Trigram recently dropped a self-titled EP, with four tracks. Trigram is the musical project of Rodney Warner, vocalist, guitarist and composer, who, waking from a nightmare, realized the transience of life.
According to Warner, "I was left with feelings of how life isn't a permanent thing. I'm going to die one day. My brain was just left in this weird space. I started asking, 'Am I doing the right things in my life? If this will all end now, would I be happy?' There was something missing. I'd been playing music my whole life, but I never finished anything to be proud of. I never fully committed to a piece of art. It was finally time do a record."
And that’s what he did, recording four songs over the course of a year. Warner provided vocals, rhythm guitar and bass, while his friend Brian Mansell (Leon Russell, Concrete Blonde) produced the EP and played drums and lead guitar on all the tracks, except for “Bleed Out,” which features Carlos Hernandez on drums.
“Assimilate” opens with guzzling disjointed guitars and flows into a rumbling, grinding industrial rock melody. A hefty bassline propels the rhythm, along with muscular polyrhythmic drums. Warner’s vocals infuse weighty tones, giving the tune a dark feel as well as an inhibiting projection. Its potency is overwhelming.
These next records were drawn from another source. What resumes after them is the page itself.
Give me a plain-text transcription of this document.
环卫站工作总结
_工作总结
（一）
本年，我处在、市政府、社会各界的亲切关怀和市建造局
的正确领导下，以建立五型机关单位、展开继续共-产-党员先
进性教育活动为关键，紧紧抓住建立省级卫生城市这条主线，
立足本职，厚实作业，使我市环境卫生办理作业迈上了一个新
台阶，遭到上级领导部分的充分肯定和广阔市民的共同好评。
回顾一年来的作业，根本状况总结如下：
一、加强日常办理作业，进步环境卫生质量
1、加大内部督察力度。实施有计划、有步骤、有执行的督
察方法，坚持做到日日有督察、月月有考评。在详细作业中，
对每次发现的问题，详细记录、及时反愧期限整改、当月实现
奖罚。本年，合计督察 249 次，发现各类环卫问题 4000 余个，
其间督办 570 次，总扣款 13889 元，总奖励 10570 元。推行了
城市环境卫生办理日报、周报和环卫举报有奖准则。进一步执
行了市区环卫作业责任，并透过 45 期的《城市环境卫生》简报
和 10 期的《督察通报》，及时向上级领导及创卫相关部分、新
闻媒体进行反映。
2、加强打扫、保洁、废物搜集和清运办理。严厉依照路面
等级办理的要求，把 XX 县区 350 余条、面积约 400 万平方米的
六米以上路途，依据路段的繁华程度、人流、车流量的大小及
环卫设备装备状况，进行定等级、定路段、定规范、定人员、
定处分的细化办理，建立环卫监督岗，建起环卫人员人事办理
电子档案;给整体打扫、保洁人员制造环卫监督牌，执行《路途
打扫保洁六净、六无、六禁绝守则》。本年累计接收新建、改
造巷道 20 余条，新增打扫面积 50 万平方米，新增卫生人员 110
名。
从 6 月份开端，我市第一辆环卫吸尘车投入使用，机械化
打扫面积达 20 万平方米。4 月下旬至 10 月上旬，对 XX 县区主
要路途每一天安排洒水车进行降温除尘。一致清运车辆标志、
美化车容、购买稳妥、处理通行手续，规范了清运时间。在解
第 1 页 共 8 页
“Entropy” begins with thundering guitar chords riding an industrial prog rock melody. Thick guitars drive the melody, while an earthquake-like rhythm pounds and shakes with commanding energy of almost head-banging levels, but not quite because the sonic flow is too horizontal. Shrill, sparkling guitar licks give the music magnitude and depth.
“Bleed Out” is straight ahead reckless dynamism and dark hormonal pulsations. The industrial rock melody, powerfully proximate, packs a sonic punch of Jovian strength. The vocals attain a type of dreamy veneer, bursting with colors and percolating flavors as the layers of harmony impinge upon one another. I like this song a lot.
“Tick Down” delivers a more measured industrial rock melody, with hints of prog rock. The bassline pulses relentlessly, giving the tune cap-a-pie dominance. Monster guitar riffs infuse the music with pulverizing energy. The bridge leading into the guitar solo grumbles and rolls majestically and, when the guitar takes off, the air sizzles and sputters like rain striking molten magma.
Trigram is heady stuff! The melodies boil with massive power, while the rhythms resemble graft-job muscles knotted like rocks. And Warner’s voice, beefy with gravitational tones, delivers the right amount of passion and energy necessary for industrial rock. If you’re into crushing, staggering rock, Trigram has just what you’re looking for.